“King Richard” redirects tennis phenomenon of Venus and Serena Williams away from the sisters and toward their father, Richard. He is played by Will Smith in a performance guaranteed an Oscar nomination – deserved, by the way – because the entire film is built to support that outcome.
What we have here is moderately good sports biopic with a very fine performance at center court. Secondarily, in terms of screen time, debut screenwriter Zach Baylin’s enthusiastic account also manages some of what Richard’s then-wife, Oracene, played by the terrific Aunjanue Ellis, did to parent, coach, cajole and shape these two particular daughters, in a family of five high-achieving girls, into ferocious competitors.
The results will please a wide audience searching for inspirational true-life stories ending with a reaffirmation of family, faith and hard, hard work. That said: Even the verifiably true material in “King RIchard” has a way of coming off like a Hollywood movie in the most “Hollywood movie” sense of those words.
Richard is a man with a plan, and an early rejection montage in “King Richard” chronicles his efforts to finance his daughter’s training. Meantime, rain or shine, night and day, father and daughters drill on grubby public courts in their Compton neighborhood. Time and again, Richard suffers physical beatings and death threats at gunpoint from the local gangbangers who come sniffing around Serena and Venus. “Daddy got beat up again,” one of the girls tells their mother, as the family returns home one evening.
From there Richard, a night security guard, recommits to his plan, and director Reinaldo Marcus Green (”Monsters and Men,” “Joe Bell”) recommits to his movie’s familiar blueprint for success. The chapters flip by, efficiently. With constant reminders of the value of the “open stance” from Richard, the girls flower under their first professional coach Paul Cohen (Tony Goldwyn). Then, an impasse, followed by a relocation of the family to Florida. There, coach Rick Macci (Jon Bernthal, amusingly exasperated) becomes a family friend, though Richard is calling the shots. The debates are intense: With Venus getting all the initial focus, should she go pro? Wait a few years?
The film feels like a relay race, with the story dominated for a long time by Richard’s homespun, unerring wisdom, travails and success. Then it hands off to Venus, as she rises like a rocket. Then, a baton-pass to Serena. A lot of it works in spite of the writing. Frustratingly, “King Richard” blands out the personality differences in Venus (Saniyya Sidney) and Serena (Demi Singleton), treating them as a cutesy double act (”Yes, Daddy,” they say in unison). The movie makes no bones and no apologies about being a loving portrait of Richard. I couldn’t shake the feeling the key Williamses were being marginalized in their own story.
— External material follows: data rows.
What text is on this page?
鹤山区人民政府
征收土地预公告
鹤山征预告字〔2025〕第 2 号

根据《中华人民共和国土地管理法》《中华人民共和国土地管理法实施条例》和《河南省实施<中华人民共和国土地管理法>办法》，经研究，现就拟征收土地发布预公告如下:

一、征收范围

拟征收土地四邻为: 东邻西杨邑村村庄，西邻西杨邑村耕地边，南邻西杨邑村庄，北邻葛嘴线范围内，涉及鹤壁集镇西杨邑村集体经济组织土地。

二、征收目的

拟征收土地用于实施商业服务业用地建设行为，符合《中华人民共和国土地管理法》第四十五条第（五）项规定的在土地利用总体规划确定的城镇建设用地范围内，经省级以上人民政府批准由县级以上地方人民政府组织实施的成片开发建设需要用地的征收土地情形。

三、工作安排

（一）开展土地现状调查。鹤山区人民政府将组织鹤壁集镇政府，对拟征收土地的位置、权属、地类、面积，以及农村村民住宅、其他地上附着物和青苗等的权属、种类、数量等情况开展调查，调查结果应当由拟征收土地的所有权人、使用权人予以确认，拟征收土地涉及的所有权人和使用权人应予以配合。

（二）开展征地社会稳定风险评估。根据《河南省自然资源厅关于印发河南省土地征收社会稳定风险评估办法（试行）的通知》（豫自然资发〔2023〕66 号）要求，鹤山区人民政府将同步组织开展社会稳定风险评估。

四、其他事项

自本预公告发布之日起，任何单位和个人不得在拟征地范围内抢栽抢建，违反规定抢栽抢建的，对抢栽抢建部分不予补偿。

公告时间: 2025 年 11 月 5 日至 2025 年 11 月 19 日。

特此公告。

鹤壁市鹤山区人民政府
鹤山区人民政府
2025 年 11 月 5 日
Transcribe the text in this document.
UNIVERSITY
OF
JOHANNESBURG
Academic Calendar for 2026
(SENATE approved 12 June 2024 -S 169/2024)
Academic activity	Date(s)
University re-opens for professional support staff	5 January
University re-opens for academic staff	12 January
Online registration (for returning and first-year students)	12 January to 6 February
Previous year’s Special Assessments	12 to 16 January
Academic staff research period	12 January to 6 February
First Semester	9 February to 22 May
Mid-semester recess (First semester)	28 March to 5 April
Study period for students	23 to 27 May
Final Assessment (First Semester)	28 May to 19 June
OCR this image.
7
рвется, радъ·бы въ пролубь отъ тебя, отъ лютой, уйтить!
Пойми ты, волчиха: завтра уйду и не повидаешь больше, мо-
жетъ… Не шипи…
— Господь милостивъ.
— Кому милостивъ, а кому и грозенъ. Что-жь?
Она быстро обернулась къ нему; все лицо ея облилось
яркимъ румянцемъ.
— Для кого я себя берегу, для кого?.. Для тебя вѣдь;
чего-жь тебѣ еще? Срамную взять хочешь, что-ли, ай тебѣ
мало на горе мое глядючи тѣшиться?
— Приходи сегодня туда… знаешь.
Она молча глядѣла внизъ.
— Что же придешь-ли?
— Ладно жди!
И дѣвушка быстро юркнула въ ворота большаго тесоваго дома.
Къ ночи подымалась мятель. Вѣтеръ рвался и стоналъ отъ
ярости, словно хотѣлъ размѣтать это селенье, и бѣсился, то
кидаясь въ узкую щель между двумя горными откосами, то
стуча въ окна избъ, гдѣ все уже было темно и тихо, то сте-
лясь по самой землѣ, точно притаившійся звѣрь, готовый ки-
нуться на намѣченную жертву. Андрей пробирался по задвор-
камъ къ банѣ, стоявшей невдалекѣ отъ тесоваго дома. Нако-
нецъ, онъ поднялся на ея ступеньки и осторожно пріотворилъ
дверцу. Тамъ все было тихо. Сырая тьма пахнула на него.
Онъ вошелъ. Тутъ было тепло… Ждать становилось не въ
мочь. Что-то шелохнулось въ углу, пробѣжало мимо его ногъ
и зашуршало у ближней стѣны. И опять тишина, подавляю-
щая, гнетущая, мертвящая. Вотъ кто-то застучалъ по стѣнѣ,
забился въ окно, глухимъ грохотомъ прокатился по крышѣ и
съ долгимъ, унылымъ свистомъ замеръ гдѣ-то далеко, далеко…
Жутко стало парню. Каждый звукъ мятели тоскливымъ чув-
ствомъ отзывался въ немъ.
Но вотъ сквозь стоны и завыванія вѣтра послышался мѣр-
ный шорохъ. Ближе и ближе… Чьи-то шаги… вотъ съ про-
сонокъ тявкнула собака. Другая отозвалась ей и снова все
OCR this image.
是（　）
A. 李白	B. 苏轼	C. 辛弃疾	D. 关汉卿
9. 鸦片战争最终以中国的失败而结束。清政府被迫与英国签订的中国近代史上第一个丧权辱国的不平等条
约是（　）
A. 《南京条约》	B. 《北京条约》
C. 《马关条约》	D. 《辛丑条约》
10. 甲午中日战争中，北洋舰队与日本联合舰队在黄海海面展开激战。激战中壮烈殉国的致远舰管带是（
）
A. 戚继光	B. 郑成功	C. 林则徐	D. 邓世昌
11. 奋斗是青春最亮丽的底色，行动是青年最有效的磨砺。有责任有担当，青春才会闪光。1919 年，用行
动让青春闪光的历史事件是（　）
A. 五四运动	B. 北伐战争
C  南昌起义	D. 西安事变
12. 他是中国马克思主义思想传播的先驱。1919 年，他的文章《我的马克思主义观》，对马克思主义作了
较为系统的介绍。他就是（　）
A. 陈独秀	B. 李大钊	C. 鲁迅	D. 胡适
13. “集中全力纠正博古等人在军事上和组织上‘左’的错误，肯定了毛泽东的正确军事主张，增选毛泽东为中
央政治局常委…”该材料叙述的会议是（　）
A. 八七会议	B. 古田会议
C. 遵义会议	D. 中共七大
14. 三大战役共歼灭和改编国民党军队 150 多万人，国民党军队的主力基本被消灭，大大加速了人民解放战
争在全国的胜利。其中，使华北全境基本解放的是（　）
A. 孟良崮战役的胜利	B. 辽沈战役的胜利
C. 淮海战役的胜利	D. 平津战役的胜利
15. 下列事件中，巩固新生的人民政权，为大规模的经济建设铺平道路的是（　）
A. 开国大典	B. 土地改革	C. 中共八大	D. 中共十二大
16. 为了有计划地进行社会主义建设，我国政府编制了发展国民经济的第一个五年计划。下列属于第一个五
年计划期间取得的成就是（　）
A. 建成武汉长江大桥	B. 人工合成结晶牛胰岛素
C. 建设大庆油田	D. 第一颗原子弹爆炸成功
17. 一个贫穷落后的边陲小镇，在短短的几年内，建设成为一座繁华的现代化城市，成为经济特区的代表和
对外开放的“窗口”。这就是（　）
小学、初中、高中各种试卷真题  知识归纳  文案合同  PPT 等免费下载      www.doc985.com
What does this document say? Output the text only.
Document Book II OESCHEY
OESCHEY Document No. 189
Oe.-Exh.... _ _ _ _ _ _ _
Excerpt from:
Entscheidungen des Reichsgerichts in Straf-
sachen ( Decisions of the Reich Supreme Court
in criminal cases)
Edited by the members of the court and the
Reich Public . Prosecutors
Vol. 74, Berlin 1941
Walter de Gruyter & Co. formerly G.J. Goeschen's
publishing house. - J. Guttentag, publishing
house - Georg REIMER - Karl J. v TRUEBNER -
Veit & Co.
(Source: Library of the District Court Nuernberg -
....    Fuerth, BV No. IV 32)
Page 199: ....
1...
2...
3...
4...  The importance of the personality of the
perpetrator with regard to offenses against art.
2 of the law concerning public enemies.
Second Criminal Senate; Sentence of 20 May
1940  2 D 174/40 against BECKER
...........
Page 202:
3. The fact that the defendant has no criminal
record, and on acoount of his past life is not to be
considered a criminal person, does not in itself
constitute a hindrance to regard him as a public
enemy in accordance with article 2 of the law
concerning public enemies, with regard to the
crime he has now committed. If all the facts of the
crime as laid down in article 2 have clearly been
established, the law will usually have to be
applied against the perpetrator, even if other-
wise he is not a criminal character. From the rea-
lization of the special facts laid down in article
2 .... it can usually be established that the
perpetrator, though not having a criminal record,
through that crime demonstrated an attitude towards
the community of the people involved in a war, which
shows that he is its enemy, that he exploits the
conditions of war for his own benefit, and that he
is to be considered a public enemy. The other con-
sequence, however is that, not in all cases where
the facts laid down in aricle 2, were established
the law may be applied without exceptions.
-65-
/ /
The strongest scene in “King Richard” gathers up all the movie’s strengths and weaknesses in a single basket. In Florida, in the kitchen of their new home, Oracene confronts Richard about his taking a lion’s share of the credit for, well, everything. More and more comes tumbling out, in Ellis’s exquisitely pitched monologue: the children her husband fathered earlier in his life, their way of coming around unexpectedly, the effect of Richard’s ego and his insecurity have on the family at hand.
It’s an effective clash, acted so well by both Ellis and Smith that it postpones the audience reaction of “Wait. What? New information!” a full minute or more. After that, “King Richard” settles back into safety and hagiography. Richard’s rougher edges and harsher parenting and training impulses have been sanded down to a nice, smooth surface.
That’s a shame, because Smith is not just a movie star. He’s an extremely savvy dramatic actor, who lets his natural comic ebullience energize all sorts of material. “King Richard” is one sort: a subject-approved, by-the-numbers celebration of tennis titans who stand alone, together. Maybe I just wanted more of their story, along with Richard’s. Maybe that’s unfair to this movie. But for related reasons, assuming they might’ve felt that way at least once in their childhoods, I wouldn’t have minded just one cutaway shot of the girls rolling their eyes for a half-second during one of their father’s lengthy life lessons.
In 1997 Richard Williams told the New York Times: ‘’I started like most parents. I wanted to make a million dollars. I started for the wrong reason. That’s why I don’t feel good about it.” A hint, at least, of that piece of this man’s complicated personality – that’s something that could’ve made a good Will Smith performance varied, challenging, more truthful. And, in the Williams family tradition, great.